Hi,
I'm using featureCounts() to generate the count matrix of my RNAseq experiment and edgeR to do the DGE analysis.
Now, during the filtering step I am removing low-count genes like this:
fc <- featureCounts(..)
counttable <- fc$counts
y <- DGEList(counts=counttable)
keep <- rowSums(cpm(y) > 1) >= 4 # Keep genes only if they have more than x count per million (calculated to require at least 6 reads on average) AND which are found in at least x replicates per group (which is the minimal amount of samples in a condition)
y <- y[keep, keep.lib.sizes=FALSE] # Re-calculate library sizes after count reductions
Out of 53k+ entries, only around 14k remain after that. But in those 14k there are still genes I want to remove from the analysis, such as mtRNAs, noncoding RNAs etc..
I've tried using biomaRt or editing my annotation GTF file to narrow it down to protein_coding genes, but it didn't work so far.
Is there a way to remove genes that aren't protein_coding? A nifty way to subset my GTF file (Mus_musculus.GRCm38.91.gtf).
I had no luck in bash using grep "protein_coding" ...

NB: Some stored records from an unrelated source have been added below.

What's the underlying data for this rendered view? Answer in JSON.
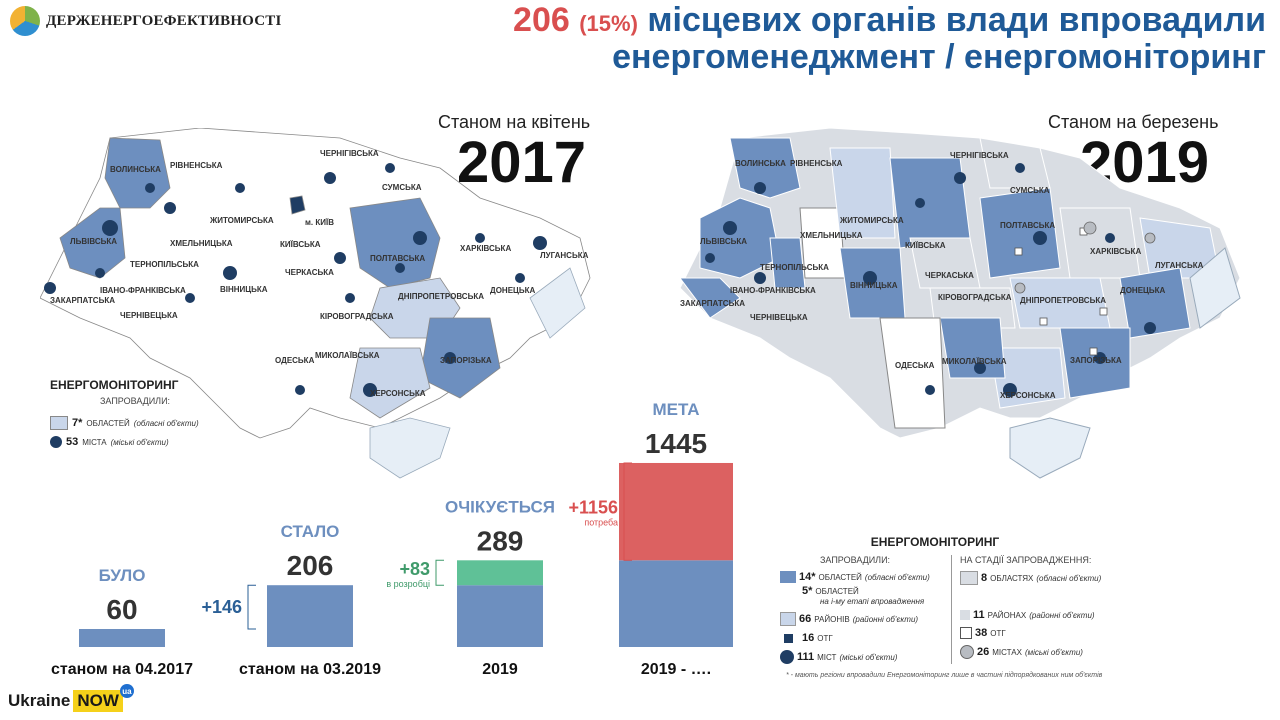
{
  "logo": {
    "text": "ДЕРЖЕНЕРГОЕФЕКТИВНОСТІ"
  },
  "title": {
    "number": "206",
    "percent": "(15%)",
    "line1_rest": "місцевих органів влади впровадили",
    "line2": "енергоменеджмент / енергомоніторинг"
  },
  "map2017": {
    "as_of": "Станом на квітень",
    "year": "2017",
    "regions": {
      "volynska": "ВОЛИНСЬКА",
      "rivnenska": "РІВНЕНСЬКА",
      "chernihivska": "ЧЕРНІГІВСЬКА",
      "sumska": "СУМСЬКА",
      "lvivska": "ЛЬВІВСЬКА",
      "zhytomyrska": "ЖИТОМИРСЬКА",
      "kyiv": "м. КИЇВ",
      "kyivska": "КИЇВСЬКА",
      "poltavska": "ПОЛТАВСЬКА",
      "kharkivska": "ХАРКІВСЬКА",
      "luhanska": "ЛУГАНСЬКА",
      "khmelnytska": "ХМЕЛЬНИЦЬКА",
      "ternopilska": "ТЕРНОПІЛЬСЬКА",
      "cherkaska": "ЧЕРКАСЬКА",
      "vinnytska": "ВІННИЦЬКА",
      "ivano": "ІВАНО-ФРАНКІВСЬКА",
      "zakarpatska": "ЗАКАРПАТСЬКА",
      "chernivetska": "ЧЕРНІВЕЦЬКА",
      "dnipro": "ДНІПРОПЕТРОВСЬКА",
      "donetska": "ДОНЕЦЬКА",
      "kirovohradska": "КІРОВОГРАДСЬКА",
      "zaporizka": "ЗАПОРІЗЬКА",
      "odeska": "ОДЕСЬКА",
      "mykolaivska": "МИКОЛАЇВСЬКА",
      "khersonska": "ХЕРСОНСЬКА"
    },
    "legend": {
      "title": "ЕНЕРГОМОНІТОРИНГ",
      "subtitle": "ЗАПРОВАДИЛИ:",
      "regions_count": "7*",
      "regions_label": "ОБЛАСТЕЙ",
      "regions_note": "(обласні об'єкти)",
      "cities_count": "53",
      "cities_label": "МІСТА",
      "cities_note": "(міські об'єкти)"
    }
  },
  "map2019": {
    "as_of": "Станом на березень",
    "year": "2019",
    "regions": {
      "volynska": "ВОЛИНСЬКА",
      "rivnenska": "РІВНЕНСЬКА",
      "chernihivska": "ЧЕРНІГІВСЬКА",
      "sumska": "СУМСЬКА",
      "lvivska": "ЛЬВІВСЬКА",
      "zhytomyrska": "ЖИТОМИРСЬКА",
      "kyivska": "КИЇВСЬКА",
      "poltavska": "ПОЛТАВСЬКА",
      "kharkivska": "ХАРКІВСЬКА",
      "luhanska": "ЛУГАНСЬКА",
      "khmelnytska": "ХМЕЛЬНИЦЬКА",
      "ternopilska": "ТЕРНОПІЛЬСЬКА",
      "cherkaska": "ЧЕРКАСЬКА",
      "vinnytska": "ВІННИЦЬКА",
      "ivano": "ІВАНО-ФРАНКІВСЬКА",
      "zakarpatska": "ЗАКАРПАТСЬКА",
      "chernivetska": "ЧЕРНІВЕЦЬКА",
      "dnipro": "ДНІПРОПЕТРОВСЬКА",
      "donetska": "ДОНЕЦЬКА",
      "kirovohradska": "КІРОВОГРАДСЬКА",
      "zaporizka": "ЗАПОРІЗЬКА",
      "odeska": "ОДЕСЬКА",
      "mykolaivska": "МИКОЛАЇВСЬКА",
      "khersonska": "ХЕРСОНСЬКА"
    },
    "legend": {
      "title": "ЕНЕРГОМОНІТОРИНГ",
      "implemented": "ЗАПРОВАДИЛИ:",
      "in_progress": "НА СТАДІЇ ЗАПРОВАДЖЕННЯ:",
      "a_count": "14*",
      "a_label": "ОБЛАСТЕЙ",
      "a_note": "(обласні об'єкти)",
      "b_count": "5*",
      "b_label": "ОБЛАСТЕЙ",
      "b_note": "на і-му етапі впровадження",
      "c_count": "66",
      "c_label": "РАЙОНІВ",
      "c_note": "(районні об'єкти)",
      "d_count": "16",
      "d_label": "ОТГ",
      "e_count": "111",
      "e_label": "МІСТ",
      "e_note": "(міські об'єкти)",
      "f_count": "8",
      "f_label": "ОБЛАСТЯХ",
      "f_note": "(обласні об'єкти)",
      "g_count": "11",
      "g_label": "РАЙОНАХ",
      "g_note": "(районні об'єкти)",
      "h_count": "38",
      "h_label": "ОТГ",
      "i_count": "26",
      "i_label": "МІСТАХ",
      "i_note": "(міські об'єкти)",
      "footnote": "* - мають регіони впровадили Енергомоніторинг лише в частині підпорядкованих ним об'єктів"
    }
  },
  "chart_data": {
    "type": "bar",
    "categories": [
      "станом на 04.2017",
      "станом на 03.2019",
      "2019",
      "2019 - …."
    ],
    "labels": [
      "БУЛО",
      "СТАЛО",
      "ОЧІКУЄТЬСЯ",
      "МЕТА"
    ],
    "totals": [
      60,
      206,
      289,
      1445
    ],
    "series": [
      {
        "values": [
          60,
          206,
          206,
          289
        ],
        "color": "#6d8fbf"
      },
      {
        "values": [
          0,
          0,
          83,
          0
        ],
        "color": "#5fc197"
      },
      {
        "values": [
          0,
          0,
          0,
          1156
        ],
        "color": "#dc6161"
      }
    ],
    "deltas": [
      {
        "text": "+146",
        "note": "",
        "color": "#2a5f96"
      },
      {
        "text": "+83",
        "note": "в розробці",
        "color": "#3f9a6a"
      },
      {
        "text": "+1156",
        "note": "потреба",
        "color": "#d94f4f"
      }
    ]
  },
  "branding": {
    "ukraine": "Ukraine",
    "now": "NOW",
    "ua": "ua"
  }
}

EDIT: I have tried to limit my annotation .GTF file to only protein_coding lines using: $ awk '/protein_coding/ { print }' Mus_musculus.GRCm38.91.gtf > test.gtf
The test.gtf generated is ~60MB smaller and a grep mtRNA returns no hits, but a grep lincRNA returns some, but those lincRNAs have protein_coding in their biotype. I will try using this filtered GTF file in featureCounts.
featureCounts:
Load annotation file //Annotation_files/test.gtf || || Features : 719464 || || Meta-features : 22073 || || Chromosomes/contigs : 41
So the number of meta-features was reduced from ~50k to 22k (hopefully all protein_coding annotations).
It does depend of course on what gene annotation system you are using. It would help potential responders to explain up-front that you are using Ensembl rather than Entrez Gene Ids.